For the survey, representatives from TechAmerica interviewed CIOs and other IT officials at 35 federal departments, agencies, major programs, and congressional oversight groups.
“A lot of the cybersecurity concerns are internal”, noted George DelPrete, partner at Grant Thornton and chair of the TechAmerica CIO survey group. “A lot of the resources are focused on protecting the perimeter to keep out the bad guys, whereas a lot of the challenges are internal control issues”, he told Infosecurity.
For example, access issues are a major concern for CIOs, such as people leaving an organization and their password not being deprovisioned, DelPrete explained.
“Better training and continuous monitoring were a couple of things that were cited to address that problem”, he added.
Federal CIOs are struggling to find the right balance between security and operational use. “Cybersecurity folks and the user community often have differing views of the world. Users want things to be easy to get to, and cybersecurity folks want things to be secure. Those objectives are not often in alignment. CIOs need to find that right paradigm so they can balance those things”, DelPrete said.
While internal threats are a top concern, external threats have not gone away, particularly with the rise in hacktivism and spear phishing attacks. “External threats are coming from many more angles”, he noted.
Federal CIOs also expressed the view that cybersecurity issues needed to be solved with a government-wide approach, rather than an agency-by-agency approach.
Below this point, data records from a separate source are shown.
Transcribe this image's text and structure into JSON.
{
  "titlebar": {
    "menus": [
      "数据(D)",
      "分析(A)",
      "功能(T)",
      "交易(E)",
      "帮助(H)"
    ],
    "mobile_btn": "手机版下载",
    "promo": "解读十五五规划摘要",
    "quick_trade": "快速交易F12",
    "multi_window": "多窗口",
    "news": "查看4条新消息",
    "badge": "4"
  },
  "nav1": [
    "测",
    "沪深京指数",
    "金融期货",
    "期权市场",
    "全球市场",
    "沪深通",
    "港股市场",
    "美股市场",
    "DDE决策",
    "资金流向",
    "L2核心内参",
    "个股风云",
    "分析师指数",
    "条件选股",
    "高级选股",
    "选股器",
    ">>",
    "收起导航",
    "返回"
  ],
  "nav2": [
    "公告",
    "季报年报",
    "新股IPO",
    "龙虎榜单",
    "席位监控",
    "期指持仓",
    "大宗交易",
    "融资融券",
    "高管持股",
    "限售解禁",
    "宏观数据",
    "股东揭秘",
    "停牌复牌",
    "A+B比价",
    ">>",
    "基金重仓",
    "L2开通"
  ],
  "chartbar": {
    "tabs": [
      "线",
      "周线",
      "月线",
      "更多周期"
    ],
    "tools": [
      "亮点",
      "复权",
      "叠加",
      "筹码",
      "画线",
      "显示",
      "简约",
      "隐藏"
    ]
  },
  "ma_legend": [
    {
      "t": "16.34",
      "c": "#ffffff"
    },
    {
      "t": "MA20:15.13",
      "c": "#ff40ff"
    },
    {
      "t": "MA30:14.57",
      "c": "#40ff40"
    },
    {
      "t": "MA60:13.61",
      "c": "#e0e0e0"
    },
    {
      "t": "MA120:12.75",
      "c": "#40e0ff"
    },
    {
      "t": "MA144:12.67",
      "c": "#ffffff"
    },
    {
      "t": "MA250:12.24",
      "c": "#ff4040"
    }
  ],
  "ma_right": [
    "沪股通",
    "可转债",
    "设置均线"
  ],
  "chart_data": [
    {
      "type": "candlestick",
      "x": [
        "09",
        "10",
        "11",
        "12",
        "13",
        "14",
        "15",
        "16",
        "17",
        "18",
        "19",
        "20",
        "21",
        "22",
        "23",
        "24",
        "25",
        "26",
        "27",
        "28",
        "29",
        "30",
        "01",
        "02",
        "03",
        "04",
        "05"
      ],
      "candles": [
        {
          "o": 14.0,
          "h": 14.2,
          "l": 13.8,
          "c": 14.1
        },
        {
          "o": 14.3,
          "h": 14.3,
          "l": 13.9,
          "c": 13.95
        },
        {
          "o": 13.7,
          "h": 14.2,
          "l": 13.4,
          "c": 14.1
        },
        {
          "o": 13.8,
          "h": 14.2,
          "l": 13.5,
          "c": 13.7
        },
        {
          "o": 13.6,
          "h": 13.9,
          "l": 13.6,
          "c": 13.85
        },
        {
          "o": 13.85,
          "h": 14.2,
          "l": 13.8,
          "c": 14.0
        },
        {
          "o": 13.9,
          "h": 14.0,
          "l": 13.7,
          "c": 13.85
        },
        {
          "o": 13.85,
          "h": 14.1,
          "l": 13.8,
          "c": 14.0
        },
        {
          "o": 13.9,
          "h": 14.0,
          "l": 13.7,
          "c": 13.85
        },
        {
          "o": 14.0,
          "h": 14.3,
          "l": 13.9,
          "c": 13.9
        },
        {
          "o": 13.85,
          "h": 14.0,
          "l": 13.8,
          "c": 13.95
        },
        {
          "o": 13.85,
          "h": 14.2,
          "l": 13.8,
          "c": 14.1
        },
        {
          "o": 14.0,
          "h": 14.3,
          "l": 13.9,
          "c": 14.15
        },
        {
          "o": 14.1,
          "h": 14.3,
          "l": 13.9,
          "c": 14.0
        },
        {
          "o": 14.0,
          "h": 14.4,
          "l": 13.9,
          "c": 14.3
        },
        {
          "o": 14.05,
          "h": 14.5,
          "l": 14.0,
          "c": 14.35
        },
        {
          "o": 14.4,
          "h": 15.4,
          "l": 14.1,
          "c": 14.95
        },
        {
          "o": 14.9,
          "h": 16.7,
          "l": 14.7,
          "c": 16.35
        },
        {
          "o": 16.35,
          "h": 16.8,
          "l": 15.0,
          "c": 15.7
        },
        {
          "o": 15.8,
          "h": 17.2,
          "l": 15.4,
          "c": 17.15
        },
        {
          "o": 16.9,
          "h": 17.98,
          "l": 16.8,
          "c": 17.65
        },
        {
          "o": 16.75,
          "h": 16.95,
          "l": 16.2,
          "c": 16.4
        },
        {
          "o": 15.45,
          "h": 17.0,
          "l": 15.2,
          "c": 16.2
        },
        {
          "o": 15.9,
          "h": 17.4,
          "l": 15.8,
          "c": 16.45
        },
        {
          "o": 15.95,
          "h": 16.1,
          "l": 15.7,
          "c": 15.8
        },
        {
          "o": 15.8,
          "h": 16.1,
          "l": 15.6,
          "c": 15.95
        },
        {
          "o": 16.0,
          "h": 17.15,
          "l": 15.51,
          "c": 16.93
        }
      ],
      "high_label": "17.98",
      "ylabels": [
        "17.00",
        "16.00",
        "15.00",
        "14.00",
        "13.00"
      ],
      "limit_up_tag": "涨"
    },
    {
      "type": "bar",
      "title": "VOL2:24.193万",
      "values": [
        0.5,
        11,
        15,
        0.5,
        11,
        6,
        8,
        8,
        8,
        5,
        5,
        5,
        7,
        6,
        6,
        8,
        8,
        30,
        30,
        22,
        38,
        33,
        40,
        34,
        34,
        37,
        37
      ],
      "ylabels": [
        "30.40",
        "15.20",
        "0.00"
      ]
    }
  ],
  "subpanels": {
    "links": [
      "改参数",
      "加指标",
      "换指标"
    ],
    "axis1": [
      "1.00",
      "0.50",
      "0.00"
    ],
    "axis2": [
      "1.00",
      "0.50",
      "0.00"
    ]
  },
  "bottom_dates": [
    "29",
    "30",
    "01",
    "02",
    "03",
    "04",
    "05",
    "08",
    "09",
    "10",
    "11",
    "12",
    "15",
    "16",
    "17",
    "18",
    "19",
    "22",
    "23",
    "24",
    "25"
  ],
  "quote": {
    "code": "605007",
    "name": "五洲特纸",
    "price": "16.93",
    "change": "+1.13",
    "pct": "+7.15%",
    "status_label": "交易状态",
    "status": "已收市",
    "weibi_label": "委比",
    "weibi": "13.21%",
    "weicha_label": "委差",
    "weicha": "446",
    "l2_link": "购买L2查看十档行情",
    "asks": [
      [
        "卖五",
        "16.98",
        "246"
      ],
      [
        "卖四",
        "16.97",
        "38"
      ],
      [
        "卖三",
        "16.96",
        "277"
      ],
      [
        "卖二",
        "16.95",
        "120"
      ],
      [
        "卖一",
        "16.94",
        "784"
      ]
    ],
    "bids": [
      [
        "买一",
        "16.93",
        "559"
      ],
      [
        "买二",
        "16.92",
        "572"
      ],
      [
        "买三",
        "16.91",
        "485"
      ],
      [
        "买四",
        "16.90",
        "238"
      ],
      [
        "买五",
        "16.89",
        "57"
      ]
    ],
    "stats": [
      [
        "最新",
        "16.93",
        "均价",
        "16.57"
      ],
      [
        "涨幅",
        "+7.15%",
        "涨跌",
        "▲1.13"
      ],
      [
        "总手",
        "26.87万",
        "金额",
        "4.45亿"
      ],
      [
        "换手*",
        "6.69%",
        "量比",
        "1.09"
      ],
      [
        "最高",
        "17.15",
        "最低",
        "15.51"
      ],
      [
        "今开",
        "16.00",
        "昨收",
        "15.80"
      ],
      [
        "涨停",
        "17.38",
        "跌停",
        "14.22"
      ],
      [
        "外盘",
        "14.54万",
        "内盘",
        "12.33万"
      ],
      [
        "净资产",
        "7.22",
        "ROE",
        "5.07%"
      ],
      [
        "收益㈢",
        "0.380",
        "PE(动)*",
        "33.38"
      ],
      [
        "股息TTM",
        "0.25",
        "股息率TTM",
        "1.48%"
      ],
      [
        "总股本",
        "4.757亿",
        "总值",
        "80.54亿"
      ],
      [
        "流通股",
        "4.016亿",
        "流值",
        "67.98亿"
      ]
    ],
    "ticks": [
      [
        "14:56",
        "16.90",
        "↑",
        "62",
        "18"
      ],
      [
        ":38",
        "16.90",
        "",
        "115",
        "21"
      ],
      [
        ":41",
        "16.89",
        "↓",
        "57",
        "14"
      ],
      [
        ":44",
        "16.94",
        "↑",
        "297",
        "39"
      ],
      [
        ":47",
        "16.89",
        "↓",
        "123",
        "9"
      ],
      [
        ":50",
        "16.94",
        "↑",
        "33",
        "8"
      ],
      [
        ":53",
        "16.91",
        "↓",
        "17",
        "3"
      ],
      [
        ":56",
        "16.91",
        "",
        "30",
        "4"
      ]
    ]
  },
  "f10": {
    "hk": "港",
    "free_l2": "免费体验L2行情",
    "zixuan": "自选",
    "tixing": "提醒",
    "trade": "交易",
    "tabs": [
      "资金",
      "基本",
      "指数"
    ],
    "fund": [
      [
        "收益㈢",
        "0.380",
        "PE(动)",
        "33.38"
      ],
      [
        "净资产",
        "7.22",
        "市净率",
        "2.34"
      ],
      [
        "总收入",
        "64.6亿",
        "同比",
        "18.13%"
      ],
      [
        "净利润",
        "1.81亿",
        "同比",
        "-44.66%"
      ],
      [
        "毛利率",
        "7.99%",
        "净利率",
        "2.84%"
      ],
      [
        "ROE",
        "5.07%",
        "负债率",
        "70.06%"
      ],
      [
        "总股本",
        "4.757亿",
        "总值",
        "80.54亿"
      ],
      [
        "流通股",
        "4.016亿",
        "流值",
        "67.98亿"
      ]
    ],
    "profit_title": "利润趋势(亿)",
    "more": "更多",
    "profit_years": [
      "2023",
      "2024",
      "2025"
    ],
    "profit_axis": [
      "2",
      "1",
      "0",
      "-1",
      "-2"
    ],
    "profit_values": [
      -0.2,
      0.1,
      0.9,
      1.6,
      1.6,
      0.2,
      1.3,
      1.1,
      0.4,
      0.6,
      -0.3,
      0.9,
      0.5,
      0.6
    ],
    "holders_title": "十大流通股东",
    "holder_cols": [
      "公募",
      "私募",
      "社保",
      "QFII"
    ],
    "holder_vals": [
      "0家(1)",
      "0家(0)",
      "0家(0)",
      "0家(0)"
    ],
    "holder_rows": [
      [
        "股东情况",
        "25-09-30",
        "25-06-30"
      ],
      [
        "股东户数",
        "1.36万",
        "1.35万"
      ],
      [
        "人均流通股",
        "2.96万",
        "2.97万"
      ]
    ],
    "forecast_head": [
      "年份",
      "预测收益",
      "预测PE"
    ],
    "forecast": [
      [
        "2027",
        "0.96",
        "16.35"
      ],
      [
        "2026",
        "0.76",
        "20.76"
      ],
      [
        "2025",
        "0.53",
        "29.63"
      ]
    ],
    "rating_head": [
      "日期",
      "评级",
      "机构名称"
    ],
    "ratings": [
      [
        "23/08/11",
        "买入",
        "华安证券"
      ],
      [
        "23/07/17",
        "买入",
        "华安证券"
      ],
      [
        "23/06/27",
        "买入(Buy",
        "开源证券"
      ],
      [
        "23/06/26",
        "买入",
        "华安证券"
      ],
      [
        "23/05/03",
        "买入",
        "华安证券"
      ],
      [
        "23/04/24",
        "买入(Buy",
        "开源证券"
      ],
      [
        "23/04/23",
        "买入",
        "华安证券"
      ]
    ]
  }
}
In particular, a number of respondents supported the shift of Federal Information Security Management Agency (FISMA) responsibility from the Office of Management and Budget to the Department of Homeland Security or the Department of Defense, agencies that have more experience with operational aspects of cybersecurity, DelPrete observed.
In addition, the CIOs wanted FISMA to be overhauled, moving it away from being a compliance checklist to a continuous monitoring approach. “It is a cumbersome paper exercise for a lot of the agencies”, he said.
Federal CIOs also said they need more funding for cybersecurity, and that money should be earmarked specifically for cybersecurity research and development.
Security concerns pose barriers to other IT management goals that CIOs want to achieve, such as data center consolidation, shared services, and cloud adoption. “On the other hand, the quest for cybersecurity often leads to these same initiatives because centralizing IT assets makes it easer to protect them. In this sense, savings and security should go hand in hand”, the report concluded.